Parc des Jonchets de la ville du Grand Charmont
L’idée était de limiter l’imperméabilisation et de privilégier l’infiltration. Pour Stéphanie Bidault, les zones humides peuvent atténuer les phénomènes d’inondation en stockant l’eau et en évitant qu’elle ne déborde sur des zones vulnérables. “Elles permettent aussi une meilleure absorption de l’eau par les sols, contrairement aux sols artificialisés imperméables qui provoquent le phénomène de ruissellement” ajoute l’ancienne directrice du centre européen de prévention du risque inondation. Le rétablissement du milieu humide a donc reposé sur la réalimentation en eau de la plaine des Jonchets. Les eaux pluviales peuvent maintenant être stockées, avant d’être rejetées à débit régulé dans les rivières alentour. “Cette zone humide, au croisement de plusieurs cours d’eau, agit comme une éponge : elle absorbe l’eau quand il y en a trop et la restitue en cas de sécheresse”. Le parc peut donc être totalement sous l’eau sans inonder les zones industrielles et les zones habitables. Jusqu’à présent, le quartier adjacent n’a jamais été inondé. “Lors de fortes crues, j’ai vu de l’eau dans les noues et sur les pelouses mais pas sur les chemins à peine surélevés” affirme Nicolas Kieffer.
Plus qu’un simple bassin
A Grand-Charmont, les politiques de réaménagement de la ville et de gestion alternative des eaux de pluie ne voulaient pas faire du parc des Jonchets un simple ouvrage de gestion des eaux. “Nous ne voulions pas juste d’un grand bassin mais d’un vrai parc, avec une biodiversité à l’intérieur et une zone dans laquelle on ne peut pas accéder pour laisser faire la nature” explique Nicolas Kieffer. Ils ont ainsi profité de tous les atouts que pouvait apporter une zone humide. Oiseaux, amphibiens, poissons et petits mammifères profitent eux aussi de cet espace préservé.

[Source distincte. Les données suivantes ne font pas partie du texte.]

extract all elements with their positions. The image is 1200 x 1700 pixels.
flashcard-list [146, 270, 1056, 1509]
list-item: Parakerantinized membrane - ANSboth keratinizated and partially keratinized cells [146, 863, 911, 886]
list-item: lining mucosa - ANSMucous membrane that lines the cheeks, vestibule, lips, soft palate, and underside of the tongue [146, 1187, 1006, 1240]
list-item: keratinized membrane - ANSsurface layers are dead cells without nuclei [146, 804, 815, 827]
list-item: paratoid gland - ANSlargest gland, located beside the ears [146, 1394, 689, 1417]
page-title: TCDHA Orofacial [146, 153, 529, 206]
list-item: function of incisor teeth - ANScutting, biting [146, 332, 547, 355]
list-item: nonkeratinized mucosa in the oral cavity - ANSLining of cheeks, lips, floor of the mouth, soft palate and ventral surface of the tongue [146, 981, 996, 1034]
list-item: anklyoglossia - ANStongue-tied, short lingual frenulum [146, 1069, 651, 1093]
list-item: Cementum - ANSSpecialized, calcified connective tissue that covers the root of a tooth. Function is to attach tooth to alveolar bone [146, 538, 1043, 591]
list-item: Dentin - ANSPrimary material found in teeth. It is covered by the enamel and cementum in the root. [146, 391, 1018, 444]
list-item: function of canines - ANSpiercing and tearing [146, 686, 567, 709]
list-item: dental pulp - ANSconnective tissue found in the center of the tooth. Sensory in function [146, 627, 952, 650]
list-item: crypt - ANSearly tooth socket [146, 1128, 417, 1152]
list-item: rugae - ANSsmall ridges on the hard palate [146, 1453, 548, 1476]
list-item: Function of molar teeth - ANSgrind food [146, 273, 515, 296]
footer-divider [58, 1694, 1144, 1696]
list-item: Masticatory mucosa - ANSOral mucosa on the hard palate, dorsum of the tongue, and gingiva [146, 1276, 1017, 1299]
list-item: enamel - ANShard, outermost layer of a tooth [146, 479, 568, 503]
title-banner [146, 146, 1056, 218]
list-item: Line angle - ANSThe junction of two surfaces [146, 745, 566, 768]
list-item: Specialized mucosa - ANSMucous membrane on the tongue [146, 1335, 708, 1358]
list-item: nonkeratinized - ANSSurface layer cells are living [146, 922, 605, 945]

Le parc à aussi considérablement amélioré le cadre de vie des habitants. Des gens s’y baladent à pied mais aussi à vélo. Une piste cyclable relie plusieurs quartiers, jusqu’au centre de Montbéliard.
Le manque de terre
À Grand-Charmont, la réhabilitation de l’ancienne zone humide à donc conquis tous les habitants. Mais pour Fabienne Trolard, cette initiative ne peut pas se répliquer partout. La zone des Jonchets était abandonnée. Le territoire a donc saisi une belle opportunité de se la réapproprier. Mais les autres territoires ne disposent pas tous de ce type de terrain. Au contraire, face à l’artificialisation des sols, la terre devient un bien précieux. La création de zones humides implique inexorablement une intervention sur le foncier. Pour Stéphanie Bidault, si les politiques publiques n’ont pas développé ces alternatives “vertes” c’est bien à cause de ce problème épineux. “Il y a un bras de fer entre la population, les collectivités territoriales et le monde agricole”.
Une solution radicale mais efficace reste encore de ne pas construire sur des zones inondables. “Il faut que les communes arrêtent de vouloir construire sur le champ d’à côté” assume Fabienne Trolard.